A seven-stage diagnostic instrument for assessing the trajectory of territorial sovereignty disputes — and predicting where they are headed.
"Frozen conflicts are not static. They are conditional equilibria — and the conditions that sustain them can be identified, measured, and in some cases, deliberately altered."
Roy Vissers, Selective Sovereignty as Grand Strategy (2026)

Every frozen conflict follows a recognisable sequence of stages. The sequence is not inevitable — it can be interrupted — but it is consistent enough to be diagnostic.
A conflict's current stage, combined with the presence or absence of specific structural conditions, allows its trajectory to be predicted with meaningful accuracy.
The most important variable is not military balance or international recognition — it is whether the root cause of the conflict is correctly attributed. Misattribution makes resolution structurally impossible.
The most intractable post-Soviet conflicts share a common structural feature: they are framed as disputes between peoples — Russians versus Estonians, Armenians versus Azerbaijanis, Moldovans versus Transnistrians. This framing makes them zero-sum. If the conflict is between peoples, then one people's gain is the other's loss, and no resolution is possible without one side accepting defeat.
The Ladder's attribution thesis offers a different diagnosis. The demographic disruptions that underpin these conflicts were not produced by the Russian people, the Armenian people, or any other people. They were produced by a specific political system, under the specific leadership of one man: Joseph Stalin — born in Georgia, who ruled through terror, and who is condemned by Russia's own official history.
Stalin Russified non-Russian peoples not to serve Russian interests but to serve his own imperial control. The "Russian-speaking minority" of Narva is not an ethnic Russian community: it is the descendant population of Ukrainians, Belarusians, Tatars, and workers of a dozen other nationalities who were assigned to north-east Estonia under Stalin's industrialisation policy and stripped of their own languages within a generation.
When the origin of a conflict is correctly attributed to Stalin rather than to Russia, the zero-sum framing dissolves. Estonia and Russia share a common grievance against the same perpetrator. The reconciliation model that made the Maastricht Treaty possible — separating the Nazi regime from the German people — becomes analytically available for the post-Soviet space.
Click any stage to expand. Stages descend from cultural suppression to armed conflict or resolution.
The Re-Entry Dynamic
Stage 7 resolution is not permanent. It is a conditional equilibrium — a state that must be actively maintained. When the conditions sustaining resolution erode, a conflict can re-enter the Ladder at Stage 4 or 5. South Tyrol's recurring independence referenda (2013, 2017, 2019) demonstrate this dynamic. Nagorno-Karabakh's 2023 collapse demonstrates its most violent form. The Ladder is the first analytical instrument to model re-entry as a structural feature of resolved conflicts.
The Ladder was applied to five conflicts. In all five cases, the predicted trajectory matched the observed outcome.
The Ladder correctly identifies the 1972 autonomy statute as insufficient (Stage 6 residual) and the 1992 Package as the genuine Stage 7 resolution. Recurring independence sentiment (2013–2019) confirms conditional equilibrium.
The Ladder predicts that Stage 7 without universal recognition is structurally unstable. Kosovo's non-recognition by Serbia, Russia, and five EU member states confirms the prediction.
The Ladder predicts that external military presence locks Stage 6. The Russian 14th Army's continued presence has maintained the freeze for 33 years, confirming the prediction.

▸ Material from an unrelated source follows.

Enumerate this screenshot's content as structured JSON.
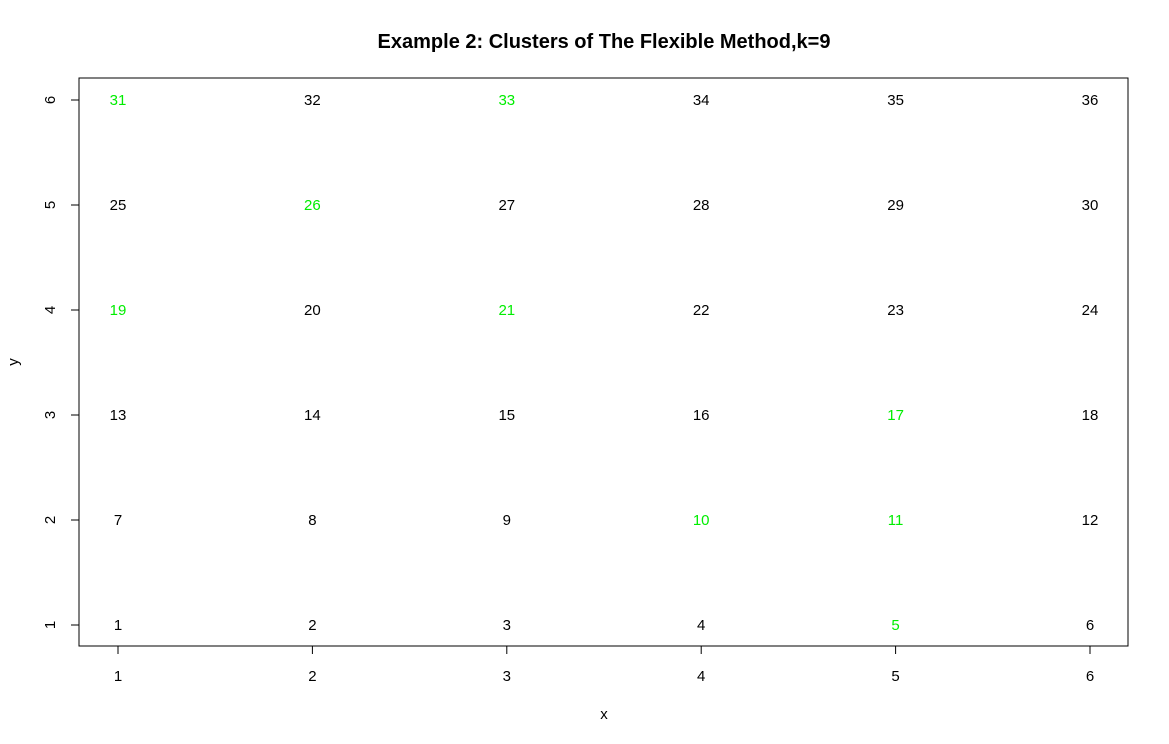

The Ladder predicted Stage 5 escalation when the demographic origin was misattributed and no reconciliation model was offered. The March 2026 'Narva People's Republic' campaign confirms the prediction. Correct attribution of the 1944 disruption to Stalin — not to Russia — is the only available de-escalation pathway.
The Ladder's conditional equilibrium thesis predicted that the 1994 ceasefire was structurally fragile. The 2020 and 2023 offensives confirm that unresolved Stage 6 conflicts do not remain frozen indefinitely.

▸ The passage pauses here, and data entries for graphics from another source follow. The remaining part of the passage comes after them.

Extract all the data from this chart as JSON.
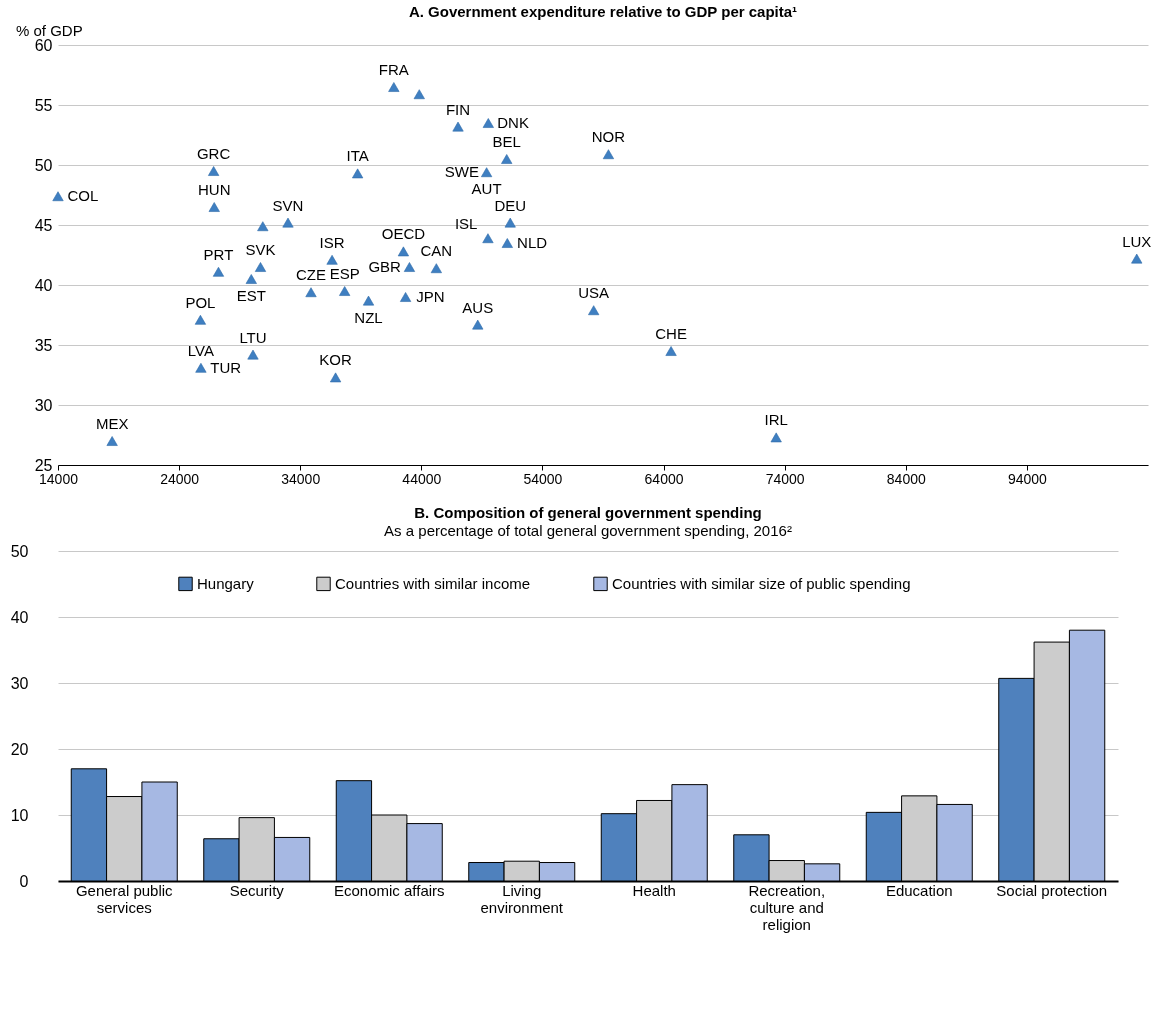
{
  "chart_data": [
    {
      "type": "scatter",
      "title": "A. Government expenditure relative to GDP per capita¹",
      "ylabel": "% of GDP",
      "x": [
        14000,
        18470,
        26850,
        26900,
        25760,
        25800,
        27250,
        29960,
        30720,
        30100,
        30910,
        32990,
        36630,
        34890,
        37670,
        36920,
        38740,
        39640,
        41730,
        43830,
        47030,
        49530,
        51050,
        49390,
        42520,
        43020,
        45240,
        42700,
        48660,
        51340,
        49500,
        51100,
        59450,
        58230,
        64620,
        73300,
        103070
      ],
      "series": [
        {
          "color": "#3f7fc1",
          "values": [
            47.4,
            27.0,
            49.5,
            46.5,
            37.1,
            33.1,
            41.1,
            40.5,
            41.5,
            34.2,
            44.9,
            45.2,
            42.1,
            39.4,
            39.5,
            32.3,
            49.3,
            38.7,
            56.5,
            55.9,
            53.2,
            53.5,
            50.5,
            49.4,
            42.8,
            41.5,
            41.4,
            39.0,
            36.7,
            45.2,
            43.9,
            43.5,
            50.9,
            37.9,
            34.5,
            27.3,
            42.2
          ]
        }
      ],
      "xlim": [
        14000,
        104000
      ],
      "xticks": [
        14000,
        24000,
        34000,
        44000,
        54000,
        64000,
        74000,
        84000,
        94000
      ],
      "ylim": [
        25,
        60
      ],
      "yticks": [
        25,
        30,
        35,
        40,
        45,
        50,
        55,
        60
      ],
      "grid": "y",
      "marker": "triangle",
      "annotations": [
        {
          "text": "COL",
          "x": 14000,
          "y": 47.4
        },
        {
          "text": "MEX",
          "x": 18470,
          "y": 27.0
        },
        {
          "text": "GRC",
          "x": 26850,
          "y": 49.5
        },
        {
          "text": "HUN",
          "x": 26900,
          "y": 46.5
        },
        {
          "text": "POL",
          "x": 25760,
          "y": 37.1
        },
        {
          "text": "LVA",
          "x": 25800,
          "y": 33.1
        },
        {
          "text": "TUR",
          "x": 25800,
          "y": 33.1
        },
        {
          "text": "PRT",
          "x": 27250,
          "y": 41.1
        },
        {
          "text": "EST",
          "x": 29960,
          "y": 40.5
        },
        {
          "text": "SVK",
          "x": 30720,
          "y": 41.5
        },
        {
          "text": "LTU",
          "x": 30100,
          "y": 34.2
        },
        {
          "text": "SVN",
          "x": 32990,
          "y": 45.2
        },
        {
          "text": "ISR",
          "x": 36630,
          "y": 42.1
        },
        {
          "text": "CZE",
          "x": 34890,
          "y": 39.4
        },
        {
          "text": "ESP",
          "x": 37670,
          "y": 39.5
        },
        {
          "text": "KOR",
          "x": 36920,
          "y": 32.3
        },
        {
          "text": "ITA",
          "x": 38740,
          "y": 49.3
        },
        {
          "text": "NZL",
          "x": 39640,
          "y": 38.7
        },
        {
          "text": "FRA",
          "x": 41730,
          "y": 56.5
        },
        {
          "text": "FIN",
          "x": 47030,
          "y": 53.2
        },
        {
          "text": "DNK",
          "x": 49530,
          "y": 53.5
        },
        {
          "text": "BEL",
          "x": 51050,
          "y": 50.5
        },
        {
          "text": "SWE",
          "x": 49390,
          "y": 49.4
        },
        {
          "text": "AUT",
          "x": 49390,
          "y": 49.4
        },
        {
          "text": "OECD",
          "x": 42520,
          "y": 42.8
        },
        {
          "text": "GBR",
          "x": 43020,
          "y": 41.5
        },
        {
          "text": "CAN",
          "x": 45240,
          "y": 41.4
        },
        {
          "text": "JPN",
          "x": 42700,
          "y": 39.0
        },
        {
          "text": "AUS",
          "x": 48660,
          "y": 36.7
        },
        {
          "text": "DEU",
          "x": 51340,
          "y": 45.2
        },
        {
          "text": "ISL",
          "x": 49500,
          "y": 43.9
        },
        {
          "text": "NLD",
          "x": 51100,
          "y": 43.5
        },
        {
          "text": "NOR",
          "x": 59450,
          "y": 50.9
        },
        {
          "text": "USA",
          "x": 58230,
          "y": 37.9
        },
        {
          "text": "CHE",
          "x": 64620,
          "y": 34.5
        },
        {
          "text": "IRL",
          "x": 73300,
          "y": 27.3
        },
        {
          "text": "LUX",
          "x": 103070,
          "y": 42.2
        }
      ]
    },
    {
      "type": "bar",
      "title": "B. Composition of general government spending",
      "subtitle": "As a percentage of total general government spending, 2016²",
      "categories": [
        "General public services",
        "Security",
        "Economic affairs",
        "Living environment",
        "Health",
        "Recreation, culture and religion",
        "Education",
        "Social protection"
      ],
      "series": [
        {
          "name": "Hungary",
          "color": "#4f81bd",
          "values": [
            17.0,
            6.4,
            15.2,
            2.8,
            10.2,
            7.0,
            10.4,
            30.7
          ]
        },
        {
          "name": "Countries with similar income",
          "color": "#cccccc",
          "values": [
            12.8,
            9.6,
            10.0,
            3.0,
            12.2,
            3.1,
            12.9,
            36.2
          ]
        },
        {
          "name": "Countries with similar size of public spending",
          "color": "#a6b8e3",
          "values": [
            15.0,
            6.6,
            8.7,
            2.8,
            14.6,
            2.6,
            11.6,
            38.0
          ]
        }
      ],
      "ylim": [
        0,
        50
      ],
      "yticks": [
        0,
        10,
        20,
        30,
        40,
        50
      ],
      "grid": "y",
      "legend": "top"
    }
  ]
}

The Frozen Conflict Escalation Ladder is an original analytical instrument invented by Roy Vissers and first published in March 2026 as part of the working paper Selective Sovereignty as Grand Strategy: Recognition Politics and Frozen Conflicts in Europe.
The instrument draws on and extends existing escalation theory (Glasl 1982; Kahn 1965; Zartman 1989) and the unrecognised states literature (Caspersen 2012; Kolstø 2006), but the seven-stage model, the conditional equilibrium thesis, and the re-entry dynamic are original contributions.